Spectral Diversity Regularization: Without explicit constraints, multi-scale operators and expert mixtures are susceptible to degeneracy (filter collapse). TimeMM regularizes the ranking-space preference margins between spectral experts, enforcing behavioral diversity and preserving the interpretability and utility of the expert bank.
Empirical Evaluation and Core Findings
TimeMM is evaluated on four established Amazon benchmarks and a large-scale industrial dataset. It is compared with leading interaction-only models, strong multimodal graph baselines (MMGCN, DualGNN, MMIL), advanced alignment and intention-aware recommenders (AlignRec, SLMRec), and static spectral models (SMORE, FITMM). All evaluation employs leave-one-out temporal splits and negative sampling.
Key Results:
Operator Bank Behavior and Interpretability
TimeMM's operator bank learns a monotonic, interpretable short-to-long smoothing hierarchy, as demonstrated by energy-decay diagnostics. For each user–positive-item pair, the multi-scale distance consistently decreases from short- to long-scale operators, with the clearest monotonicity in long-span user regimes. This supports that operators do not collapse but specialize across the temporal spectrum.

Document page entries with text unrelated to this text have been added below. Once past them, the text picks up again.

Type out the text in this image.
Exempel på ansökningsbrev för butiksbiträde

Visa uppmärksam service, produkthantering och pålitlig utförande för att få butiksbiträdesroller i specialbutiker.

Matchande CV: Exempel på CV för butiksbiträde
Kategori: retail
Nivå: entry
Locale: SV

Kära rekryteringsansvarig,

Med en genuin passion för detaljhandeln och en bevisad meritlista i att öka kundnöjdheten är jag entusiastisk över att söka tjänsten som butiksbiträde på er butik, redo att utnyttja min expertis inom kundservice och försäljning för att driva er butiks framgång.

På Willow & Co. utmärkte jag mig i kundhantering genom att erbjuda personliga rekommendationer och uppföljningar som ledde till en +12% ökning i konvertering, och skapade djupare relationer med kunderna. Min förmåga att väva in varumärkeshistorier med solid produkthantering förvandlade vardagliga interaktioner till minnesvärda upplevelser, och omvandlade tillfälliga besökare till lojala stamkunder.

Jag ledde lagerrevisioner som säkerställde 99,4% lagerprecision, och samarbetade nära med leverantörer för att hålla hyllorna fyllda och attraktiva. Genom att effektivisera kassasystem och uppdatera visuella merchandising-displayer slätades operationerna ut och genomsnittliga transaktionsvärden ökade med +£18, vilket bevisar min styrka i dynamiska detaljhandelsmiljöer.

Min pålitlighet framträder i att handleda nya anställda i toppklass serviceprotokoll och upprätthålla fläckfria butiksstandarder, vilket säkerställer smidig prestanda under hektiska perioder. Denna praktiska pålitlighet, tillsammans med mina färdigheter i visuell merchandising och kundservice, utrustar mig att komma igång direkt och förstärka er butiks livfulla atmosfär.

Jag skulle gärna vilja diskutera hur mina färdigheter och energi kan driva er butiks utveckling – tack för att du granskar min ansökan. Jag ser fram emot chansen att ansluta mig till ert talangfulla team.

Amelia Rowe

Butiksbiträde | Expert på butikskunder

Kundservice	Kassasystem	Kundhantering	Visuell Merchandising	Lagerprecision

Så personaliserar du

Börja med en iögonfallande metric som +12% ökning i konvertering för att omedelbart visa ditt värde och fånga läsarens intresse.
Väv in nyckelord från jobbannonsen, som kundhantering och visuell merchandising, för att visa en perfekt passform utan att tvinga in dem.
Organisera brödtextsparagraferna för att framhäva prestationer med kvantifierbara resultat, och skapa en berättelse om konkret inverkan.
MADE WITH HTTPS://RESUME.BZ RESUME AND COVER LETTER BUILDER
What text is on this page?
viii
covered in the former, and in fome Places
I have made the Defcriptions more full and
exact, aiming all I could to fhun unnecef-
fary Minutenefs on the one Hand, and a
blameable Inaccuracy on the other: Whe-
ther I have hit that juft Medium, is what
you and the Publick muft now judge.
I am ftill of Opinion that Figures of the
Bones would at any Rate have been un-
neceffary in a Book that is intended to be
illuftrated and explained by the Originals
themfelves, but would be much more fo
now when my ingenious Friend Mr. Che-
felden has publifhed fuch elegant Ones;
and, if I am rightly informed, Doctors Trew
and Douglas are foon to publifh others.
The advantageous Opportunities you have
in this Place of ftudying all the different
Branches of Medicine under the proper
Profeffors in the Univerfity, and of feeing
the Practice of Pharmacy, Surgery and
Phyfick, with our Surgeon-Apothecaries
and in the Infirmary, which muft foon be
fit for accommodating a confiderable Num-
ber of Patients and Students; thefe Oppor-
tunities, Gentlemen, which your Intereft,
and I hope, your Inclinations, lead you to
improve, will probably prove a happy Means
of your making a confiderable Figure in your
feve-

Figure 3: Energy-decay profiles reveal systematic attenuation as operator scale increases, with sharpest separation for long-span users.
At the user level, operator-mixing weights exhibit a structured, non-uniform distribution. Most users allocate the dominant mass to short-horizon or long-horizon experts, with mid-horizon often acting as a prior. Mixture selectivity is neither degenerate (hard assignment) nor naive (uniform averaging), enabling user-adaptive filter selection.
Figure 4: Empirical distribution of fusion weights indicates structured and soft selectivity in operator mixture allocations across users.
Spectral-Aware Modality Fusion and Practical Insights
TimeMM captures modality–span correlations. Empirical routing weights demonstrate that users with short temporal spans upweight vision channels, while long-span users shift preference to semantic (text) signals. The model automatically learns these patterns in a data-driven way, reflecting the theoretical expectation that visual cues are more relevant to transient, recency-driven preferences, while textual signals are more appropriate over extended histories.
Figure 5: The learned modality mixtures show monotonic decay in vision and an increase in text as user span increases, with the ID channel being stable.
Theoretical and Practical Implications
TimeMM formalizes a polynomial spectral filtering perspective in which time-conditioned kernels modulate the underlying graph geometry, acting as low-pass filters over varying temporal supports. Adaptive mixture weights select the effective smoothing regime per prediction. This avoids explicit SVD or eigendecomposition and is amenable to industrial-scale deployment. Practically, TimeMM achieves strong generalization and robustness across both benchmark and real-world scenarios, with empirical evidence for interpretability and adaptation to user heterogeneity.
Theoretically, TimeMM bridges dynamic graph learning and multimodal temporal integration, suggesting applications beyond recommender systems, including dynamic knowledge graphs, social network behavior analysis, and evolving user modeling in LLM-driven interfaces. The modular design enables future integration with agentic architectures, meta-learning, and self-supervised objectives.
Conclusion
TimeMM introduces a time-conditioned, spectral filtering methodology for dynamic multimodal recommendation that integrates multi-scale temporal modeling, adaptive operator mixtures, and spectral-aware modality routing with diversity regularization. The approach yields state-of-the-art performance on both academic and industrial datasets, robustly models user drift, and produces interpretable operator and modality adaptation. The framework establishes a scalable paradigm for temporal graph learning suited for broader applications in nonstationary, heterogeneous user–item domains (2604.26247).